Não dá para trabalhar a polícia através de formas empíricas. Necessitamos de pesquisas, execuções de ações e avaliação. Assim, a forma de planejar e a visão técnico-financeira como experiência na Serra vai contribuir bastante na condução da gestão na Polícia Civil.
– Para este ano, o governo do Estado prepara um concurso para delegados. Há mais concurso a vista? O senhor pretende pedir ao governo que reforce mais os quadros da Polícia Civil?
– O efetivo da Polícia Civil, apesar dos últimos concursos, ainda está aquém de suas necessidades e demandas. Portanto, a continuidade na recomposição do quadro de servidores é altamente relevante, inclusive pelo fato de que queremos um novo modelo de atendimento das delegacias distritais e dos plantões policiais.

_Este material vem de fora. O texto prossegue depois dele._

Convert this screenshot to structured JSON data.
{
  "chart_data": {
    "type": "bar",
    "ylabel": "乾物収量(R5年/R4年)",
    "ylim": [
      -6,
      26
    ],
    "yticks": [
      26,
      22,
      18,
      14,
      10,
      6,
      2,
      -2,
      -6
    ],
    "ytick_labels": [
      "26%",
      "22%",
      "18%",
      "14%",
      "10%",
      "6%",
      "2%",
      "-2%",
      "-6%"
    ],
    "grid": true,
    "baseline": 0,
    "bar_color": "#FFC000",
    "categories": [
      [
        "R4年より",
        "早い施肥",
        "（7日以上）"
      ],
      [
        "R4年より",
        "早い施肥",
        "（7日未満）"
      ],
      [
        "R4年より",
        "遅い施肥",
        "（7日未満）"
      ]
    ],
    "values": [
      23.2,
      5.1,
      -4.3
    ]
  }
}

Mas temos que ter consciência que é importante otimizar no primeiro momento os recursos disponíveis e mostrar resultado. O grande desafio de todo gestor é fazer o mais com menos e ao final conseguir êxito para obter mais.
– Segundo o Conselho Nacional do Ministério Público, existem na nossa Polícia Civil quase 14 mil inquéritos relativos a homicídios sem solução, com data até 31 de dezembro de 2007. Na DHPP, já está sendo formada uma Força Tarefa, junto o com o Ministério Público, para investigar os 13.610 inquéritos. O que fazer para evitar que essa situação não se repita? Existe plano para se fazer um levantamento de inquéritos sem solução nas divisões, delegacias e DPJs? Dependendo desse levantamento, pode acontecer um futuro mutirão para se tentar solucionar os casos?
– Estamos trabalhando há bastante tempo em uma solução viável para conclusão de tantos inquéritos paralisados, que geram tanta impunidade. Assim, temos duas preocupações: a primeira é dar andamento e concluir este quantitativo de inquéritos paralisados; a segunda é evitar que ocorra com os casos mais recentes.
A iniciativa do Ministério Público está sendo fundamental para trilharmos um caminho, mas a Polícia Civil tem que contribuir mais. Por isso, a primeira iniciativa é interessante e demonstra a parceria com o Ministério Público e o Poder Judiciário. Para se chegar à segunda ação, não se pode admitir que Delegacias de Polícia fechem à noite, enquanto o crime ocorre durante as 24 horas do dia. É imaginar um hospital funcionando só com o pronto socorro aberto e a UTI e CTI fechados. O crime é dinâmico e a polícia não pode ser diferente. Assim, estamos desenhando com o secretário Henrique (Henrique Herkenhoff, secretário de Estado da Segurança Pública) uma nova forma e novo modelo de atuação, pois os homicídios no Estado têm que diminuir em uma razão espacial e científica.
Por fim, gostaria de agradecer a oportunidade dada pelo jornalista Elimar Côrtes que vem acompanhando há anos o desempenho do trabalho policial no Espírito Santo, e cumprimentar toda a imprensa capixaba pelo carinho à nossa pessoa e a todos os nossos policiais civis e amigos, que nos auxiliaram nessa trajetória profissional, e finalizar dizendo que o homem não conquista nada sozinho, necessita do apoio de todos.
Agradecer ao Governador Renato Casagrande pelo convite, extensivo ao Secretário Henrique Herkenhoff e ao Prefeito Sérgio Vidigal que entendeu a importância de nossa decisão de voltar à Polícia Civil.